INTC — Intel Corporation
NASDAQ
Q1 2026 Earnings Call Summary
April 23, 2026
Intel Corporation (INTC) Q1 2026 Earnings Call Summary
1. Key Financial Results and Metrics
- Revenue: $13.6 billion, exceeding guidance by $1.4 billion.
- Gross Margin: Non-GAAP gross margin at 41%, approximately 650 basis points above guidance.
- Earnings Per Share (EPS): Non-GAAP EPS of $0.29, compared to guidance of breakeven.
- Operating Cash Flow: $1.1 billion; CapEx of $5 billion; adjusted free cash flow of -$2 billion.
- Segment Performance:
- Client Computing Group (CCG): Revenue of $7.7 billion, down 6% sequentially but better than expected.
- Data Center and AI (DCAI): Revenue of $5.1 billion, up 22% year-over-year.
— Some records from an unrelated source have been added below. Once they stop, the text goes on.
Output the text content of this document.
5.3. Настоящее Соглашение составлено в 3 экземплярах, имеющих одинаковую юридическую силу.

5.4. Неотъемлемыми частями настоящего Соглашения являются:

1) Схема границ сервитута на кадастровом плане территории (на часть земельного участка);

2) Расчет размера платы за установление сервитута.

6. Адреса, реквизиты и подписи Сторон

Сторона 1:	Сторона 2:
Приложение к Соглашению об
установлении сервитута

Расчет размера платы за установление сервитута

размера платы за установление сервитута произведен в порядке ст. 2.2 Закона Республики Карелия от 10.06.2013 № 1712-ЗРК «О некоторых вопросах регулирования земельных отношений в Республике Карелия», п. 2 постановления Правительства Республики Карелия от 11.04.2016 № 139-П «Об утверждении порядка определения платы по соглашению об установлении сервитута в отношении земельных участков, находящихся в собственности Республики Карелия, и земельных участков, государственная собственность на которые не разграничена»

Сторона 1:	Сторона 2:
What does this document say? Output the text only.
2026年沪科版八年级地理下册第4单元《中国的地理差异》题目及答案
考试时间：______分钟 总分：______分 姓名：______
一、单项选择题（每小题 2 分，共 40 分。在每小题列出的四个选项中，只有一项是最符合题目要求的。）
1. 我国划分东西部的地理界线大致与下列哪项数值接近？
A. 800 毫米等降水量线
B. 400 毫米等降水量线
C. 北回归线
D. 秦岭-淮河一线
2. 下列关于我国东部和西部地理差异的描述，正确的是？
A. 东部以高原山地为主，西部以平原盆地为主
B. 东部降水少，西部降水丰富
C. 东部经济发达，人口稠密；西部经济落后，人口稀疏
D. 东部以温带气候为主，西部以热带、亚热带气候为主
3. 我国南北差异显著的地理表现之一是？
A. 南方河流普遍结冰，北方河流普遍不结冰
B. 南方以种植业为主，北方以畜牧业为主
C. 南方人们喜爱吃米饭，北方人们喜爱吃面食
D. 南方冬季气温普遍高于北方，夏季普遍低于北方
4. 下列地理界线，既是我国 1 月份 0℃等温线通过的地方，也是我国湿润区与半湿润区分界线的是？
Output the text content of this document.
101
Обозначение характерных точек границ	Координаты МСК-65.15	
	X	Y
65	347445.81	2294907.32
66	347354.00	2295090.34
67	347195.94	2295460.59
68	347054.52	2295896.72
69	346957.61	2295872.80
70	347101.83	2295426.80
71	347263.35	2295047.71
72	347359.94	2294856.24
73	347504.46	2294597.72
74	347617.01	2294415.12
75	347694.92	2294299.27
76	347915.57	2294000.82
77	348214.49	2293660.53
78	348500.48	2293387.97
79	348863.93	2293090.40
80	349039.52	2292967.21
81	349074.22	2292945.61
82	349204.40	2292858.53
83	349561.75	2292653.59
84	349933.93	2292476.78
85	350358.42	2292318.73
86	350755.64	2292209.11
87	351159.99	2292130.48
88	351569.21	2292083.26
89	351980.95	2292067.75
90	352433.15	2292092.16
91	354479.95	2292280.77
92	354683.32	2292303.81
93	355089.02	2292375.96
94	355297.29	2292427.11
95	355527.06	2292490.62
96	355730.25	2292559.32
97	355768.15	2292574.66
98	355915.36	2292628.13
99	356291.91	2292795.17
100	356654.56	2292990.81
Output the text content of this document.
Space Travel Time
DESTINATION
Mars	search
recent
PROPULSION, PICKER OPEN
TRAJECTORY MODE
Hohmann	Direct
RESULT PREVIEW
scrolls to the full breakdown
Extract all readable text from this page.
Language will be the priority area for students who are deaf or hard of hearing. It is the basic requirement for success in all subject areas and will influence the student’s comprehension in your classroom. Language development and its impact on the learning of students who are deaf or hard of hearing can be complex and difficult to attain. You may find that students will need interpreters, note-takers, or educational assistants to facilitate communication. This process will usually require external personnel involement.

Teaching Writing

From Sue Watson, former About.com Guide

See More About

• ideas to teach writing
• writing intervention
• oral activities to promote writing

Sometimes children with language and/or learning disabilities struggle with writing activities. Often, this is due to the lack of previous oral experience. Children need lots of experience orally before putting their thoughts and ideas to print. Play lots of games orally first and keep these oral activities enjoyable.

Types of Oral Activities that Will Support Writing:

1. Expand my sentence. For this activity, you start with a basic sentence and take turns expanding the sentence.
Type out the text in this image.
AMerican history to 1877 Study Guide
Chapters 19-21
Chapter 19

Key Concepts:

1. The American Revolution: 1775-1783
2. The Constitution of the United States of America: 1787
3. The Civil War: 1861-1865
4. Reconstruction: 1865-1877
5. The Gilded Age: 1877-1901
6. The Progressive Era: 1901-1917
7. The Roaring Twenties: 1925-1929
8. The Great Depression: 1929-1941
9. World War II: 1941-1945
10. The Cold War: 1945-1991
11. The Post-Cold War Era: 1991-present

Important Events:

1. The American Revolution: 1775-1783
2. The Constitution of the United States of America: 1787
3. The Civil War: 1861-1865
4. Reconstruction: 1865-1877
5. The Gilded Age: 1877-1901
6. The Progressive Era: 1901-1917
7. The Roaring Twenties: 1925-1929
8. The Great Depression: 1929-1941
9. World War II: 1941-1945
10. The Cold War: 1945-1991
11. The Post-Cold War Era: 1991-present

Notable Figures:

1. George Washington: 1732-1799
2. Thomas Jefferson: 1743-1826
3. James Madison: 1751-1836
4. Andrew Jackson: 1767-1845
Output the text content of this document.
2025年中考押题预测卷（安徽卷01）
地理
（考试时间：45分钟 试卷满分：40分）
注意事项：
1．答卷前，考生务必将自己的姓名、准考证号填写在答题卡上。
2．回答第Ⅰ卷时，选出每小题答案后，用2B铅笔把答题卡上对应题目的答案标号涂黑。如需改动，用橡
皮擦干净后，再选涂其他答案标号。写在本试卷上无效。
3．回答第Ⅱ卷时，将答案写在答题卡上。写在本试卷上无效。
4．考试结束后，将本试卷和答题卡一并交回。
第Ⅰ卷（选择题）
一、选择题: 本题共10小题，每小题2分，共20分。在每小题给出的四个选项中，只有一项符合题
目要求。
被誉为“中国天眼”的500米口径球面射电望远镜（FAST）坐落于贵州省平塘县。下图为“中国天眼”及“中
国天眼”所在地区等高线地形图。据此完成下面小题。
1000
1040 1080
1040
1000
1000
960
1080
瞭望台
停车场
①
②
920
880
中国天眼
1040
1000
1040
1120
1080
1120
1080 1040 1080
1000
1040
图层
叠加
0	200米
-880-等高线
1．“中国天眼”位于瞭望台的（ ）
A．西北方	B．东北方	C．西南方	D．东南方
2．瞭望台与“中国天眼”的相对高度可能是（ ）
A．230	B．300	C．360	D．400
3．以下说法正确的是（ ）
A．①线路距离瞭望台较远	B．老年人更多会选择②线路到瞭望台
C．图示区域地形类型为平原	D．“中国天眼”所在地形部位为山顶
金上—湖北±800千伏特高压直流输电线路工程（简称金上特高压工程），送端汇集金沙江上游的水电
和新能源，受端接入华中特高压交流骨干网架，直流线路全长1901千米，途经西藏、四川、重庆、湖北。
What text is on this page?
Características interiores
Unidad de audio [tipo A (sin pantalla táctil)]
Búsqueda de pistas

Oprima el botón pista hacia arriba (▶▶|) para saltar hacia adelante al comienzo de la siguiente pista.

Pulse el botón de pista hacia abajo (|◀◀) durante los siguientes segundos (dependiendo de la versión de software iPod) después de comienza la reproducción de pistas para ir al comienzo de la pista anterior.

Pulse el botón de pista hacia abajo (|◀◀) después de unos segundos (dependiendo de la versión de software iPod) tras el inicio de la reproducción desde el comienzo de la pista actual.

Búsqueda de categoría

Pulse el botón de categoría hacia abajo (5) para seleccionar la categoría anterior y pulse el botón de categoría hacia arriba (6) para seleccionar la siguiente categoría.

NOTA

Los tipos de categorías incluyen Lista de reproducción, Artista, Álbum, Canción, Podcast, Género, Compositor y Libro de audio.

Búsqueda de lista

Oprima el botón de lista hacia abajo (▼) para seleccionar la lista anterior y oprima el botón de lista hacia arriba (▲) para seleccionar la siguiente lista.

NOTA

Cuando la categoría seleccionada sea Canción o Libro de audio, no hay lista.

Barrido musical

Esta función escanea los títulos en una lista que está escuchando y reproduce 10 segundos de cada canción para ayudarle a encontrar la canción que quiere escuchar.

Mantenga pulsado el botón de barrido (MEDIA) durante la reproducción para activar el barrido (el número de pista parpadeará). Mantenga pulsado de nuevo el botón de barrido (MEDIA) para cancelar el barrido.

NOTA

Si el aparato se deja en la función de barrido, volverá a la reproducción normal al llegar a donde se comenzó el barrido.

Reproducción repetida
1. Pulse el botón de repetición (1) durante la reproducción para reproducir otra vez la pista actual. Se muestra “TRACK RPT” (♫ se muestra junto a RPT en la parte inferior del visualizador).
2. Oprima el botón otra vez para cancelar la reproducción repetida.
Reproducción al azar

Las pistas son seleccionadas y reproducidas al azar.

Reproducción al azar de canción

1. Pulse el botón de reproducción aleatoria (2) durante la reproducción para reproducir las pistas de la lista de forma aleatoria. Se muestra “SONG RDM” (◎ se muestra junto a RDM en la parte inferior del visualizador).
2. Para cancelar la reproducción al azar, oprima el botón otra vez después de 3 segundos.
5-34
- Intel Foundry: Revenue of $5.4 billion, up 20% sequentially, but operating loss of $2.4 billion.
2. Strategic Updates and Business Highlights
- Product Demand: Strong demand for Xeon server CPUs, with a notable shift back towards CPU usage in AI workloads.
- New Product Launches: Successful launch of Core Ultra Series 3, marking the strongest product launch in 5 years.
- AI Growth: AI-driven businesses now represent 60% of revenue, growing 40% year-over-year.
- Foundry Development: Progress in Intel Foundry with improved yields and increased customer backlog, particularly in advanced packaging.
- Partnerships: Collaborations with companies like Google and SambaNova Systems to enhance AI infrastructure.
3. Forward Guidance and Outlook
- Q2 Revenue Guidance: Expected to range from $13.8 billion to $14.8 billion, indicating 2% to 9% sequential growth.
- Gross Margin Forecast: Expected to decline to 39% in Q2 due to increased contributions from Intel 18A, still early in its ramp.
- Full-Year Outlook: Anticipates continued growth in server CPU demand, with a strong year of double-digit unit growth expected.
- CapEx: Forecasted to be flat year-over-year, with increased spending on tools and capacity investments.
4. Bad News, Challenges, or Points of Concern
- Supply Constraints: Demand continues to outpace supply, particularly in the PC segment, with expectations of a low double-digit decline in full-year PC unit TAM.
- Operating Losses in Foundry: Intel Foundry reported a significant operating loss, although improvements in yields are expected.
- Rising Input Costs: Concerns over rising costs for key components like memory and substrates, which could impact margins and demand.
- Competitive Pressures: Facing challenges from competitors like AMD and ARM, particularly in the server CPU market.
5. Notable Q&A Insights
- Long-Term Agreements (LTAs): Intel signed significant LTAs with Google and others, structured to provide volume and pricing predictability.
- Capacity and Demand: Management indicated that while they are currently constrained, they expect to ramp supply significantly in the second half of the year.
- Competitive Positioning: Intel is focused on refining its CPU architecture to compete effectively against AMD and ARM, with a strong emphasis on multithreading capabilities.
- ASIC Business Growth: The ASIC segment is growing rapidly, with a run rate exceeding $1 billion, indicating strong demand for purpose-built silicon.
Overall, Intel's Q1 2026 results reflect strong operational execution and demand, particularly in AI and data center segments, despite ongoing supply challenges and competitive pressures. The company is optimistic about future growth, particularly in server CPUs and advanced packaging, while remaining cautious about rising costs and market dynamics.